Embracing Resistance as a Sign of Progress: Your Path to Meaningful Change
NOBL Collective encouraged participants to embrace resistance as a sign that they are making meaningful change and to use the change barrier cards as a tool for planning and addressing potential obstacles.This workshop focused on executing innovation and helping participants take away practical ideas and concepts to implement in their organisations.
Lucy Chung – ADAPT Strategic Advisor and CEO at NOBL Collective and Liz Kreuger – Associate Principal at NOBL Collective –facilitate an interactive experience to help participants make sense of what they have learnt throughout the day.
Participants were given time to reflect on the session and think about the “so what” and “now what” aspects of what they had learnt. They were asked to select one or two change barriers from a set of cards provided to them, which represented common obstacles to implementing change in organisations.
Some of the common barriers mentioned by participants included misalignment, limited resources, leader entitlement, change fatigue, procrastination, and the belief that certain changes would not work in their organisation.

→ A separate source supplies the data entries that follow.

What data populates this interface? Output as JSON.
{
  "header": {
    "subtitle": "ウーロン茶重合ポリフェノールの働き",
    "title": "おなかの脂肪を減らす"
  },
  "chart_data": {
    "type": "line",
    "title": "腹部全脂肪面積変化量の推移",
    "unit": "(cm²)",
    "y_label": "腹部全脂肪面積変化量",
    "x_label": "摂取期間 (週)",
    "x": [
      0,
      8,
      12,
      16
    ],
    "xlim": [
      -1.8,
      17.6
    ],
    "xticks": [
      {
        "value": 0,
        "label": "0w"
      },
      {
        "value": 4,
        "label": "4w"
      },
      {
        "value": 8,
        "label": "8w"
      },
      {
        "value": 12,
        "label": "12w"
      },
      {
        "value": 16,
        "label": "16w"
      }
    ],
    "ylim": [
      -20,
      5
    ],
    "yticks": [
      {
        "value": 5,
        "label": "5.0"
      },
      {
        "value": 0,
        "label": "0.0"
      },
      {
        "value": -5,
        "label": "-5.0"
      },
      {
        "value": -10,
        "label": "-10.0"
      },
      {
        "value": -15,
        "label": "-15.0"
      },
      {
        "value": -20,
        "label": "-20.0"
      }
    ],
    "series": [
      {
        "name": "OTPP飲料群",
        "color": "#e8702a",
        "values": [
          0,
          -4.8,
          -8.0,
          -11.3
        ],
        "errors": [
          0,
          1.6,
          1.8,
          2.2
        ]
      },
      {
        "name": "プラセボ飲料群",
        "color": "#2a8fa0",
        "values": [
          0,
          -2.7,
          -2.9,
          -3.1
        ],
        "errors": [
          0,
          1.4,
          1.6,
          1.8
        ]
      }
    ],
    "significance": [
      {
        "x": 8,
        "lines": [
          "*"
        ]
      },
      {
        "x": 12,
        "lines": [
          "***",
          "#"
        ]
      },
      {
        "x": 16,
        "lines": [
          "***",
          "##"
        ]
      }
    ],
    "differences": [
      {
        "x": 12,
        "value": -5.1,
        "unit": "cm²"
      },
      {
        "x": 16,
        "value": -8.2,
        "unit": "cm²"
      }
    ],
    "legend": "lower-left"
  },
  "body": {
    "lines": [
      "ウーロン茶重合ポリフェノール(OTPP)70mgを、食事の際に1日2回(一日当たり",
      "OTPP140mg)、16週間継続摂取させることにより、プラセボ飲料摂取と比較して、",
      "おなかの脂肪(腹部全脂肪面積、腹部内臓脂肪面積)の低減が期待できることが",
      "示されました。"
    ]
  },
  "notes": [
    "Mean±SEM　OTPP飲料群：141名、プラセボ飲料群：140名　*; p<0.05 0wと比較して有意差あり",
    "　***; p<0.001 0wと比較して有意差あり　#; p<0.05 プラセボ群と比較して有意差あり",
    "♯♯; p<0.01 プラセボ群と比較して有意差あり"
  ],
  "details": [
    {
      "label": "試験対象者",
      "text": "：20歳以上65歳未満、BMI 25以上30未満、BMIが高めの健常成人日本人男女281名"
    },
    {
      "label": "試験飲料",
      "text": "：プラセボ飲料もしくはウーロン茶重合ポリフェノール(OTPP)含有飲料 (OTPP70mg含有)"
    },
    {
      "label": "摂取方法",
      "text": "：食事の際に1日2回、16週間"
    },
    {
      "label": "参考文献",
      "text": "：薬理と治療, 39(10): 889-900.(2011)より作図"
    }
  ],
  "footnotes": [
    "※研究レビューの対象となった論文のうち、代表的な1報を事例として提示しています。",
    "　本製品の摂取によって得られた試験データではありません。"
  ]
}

Lucy and Liz discussed the importance of acknowledging and working through resistance to change and provided strategies and approaches for navigating these barriers effectively. They encouraged participants to embrace resistance as a sign that they are making meaningful change and to use the change barrier cards as a tool for planning and addressing potential obstacles.
Key Takeaways:
- Be really intentional and very explicit about what you might come up against as an organisation, as a team, before you implement a change. This helps groups to align.
- Acknowledge that resistance means you are doing the right thing. Resistance is your barometer for the fact that you are trying to make change within your organisation.
- You will be able to overcome obstacles to change in your organisation, such as the notion that change is not needed, pushback that the time is not right, or the dreaded reversion back to old ways after change.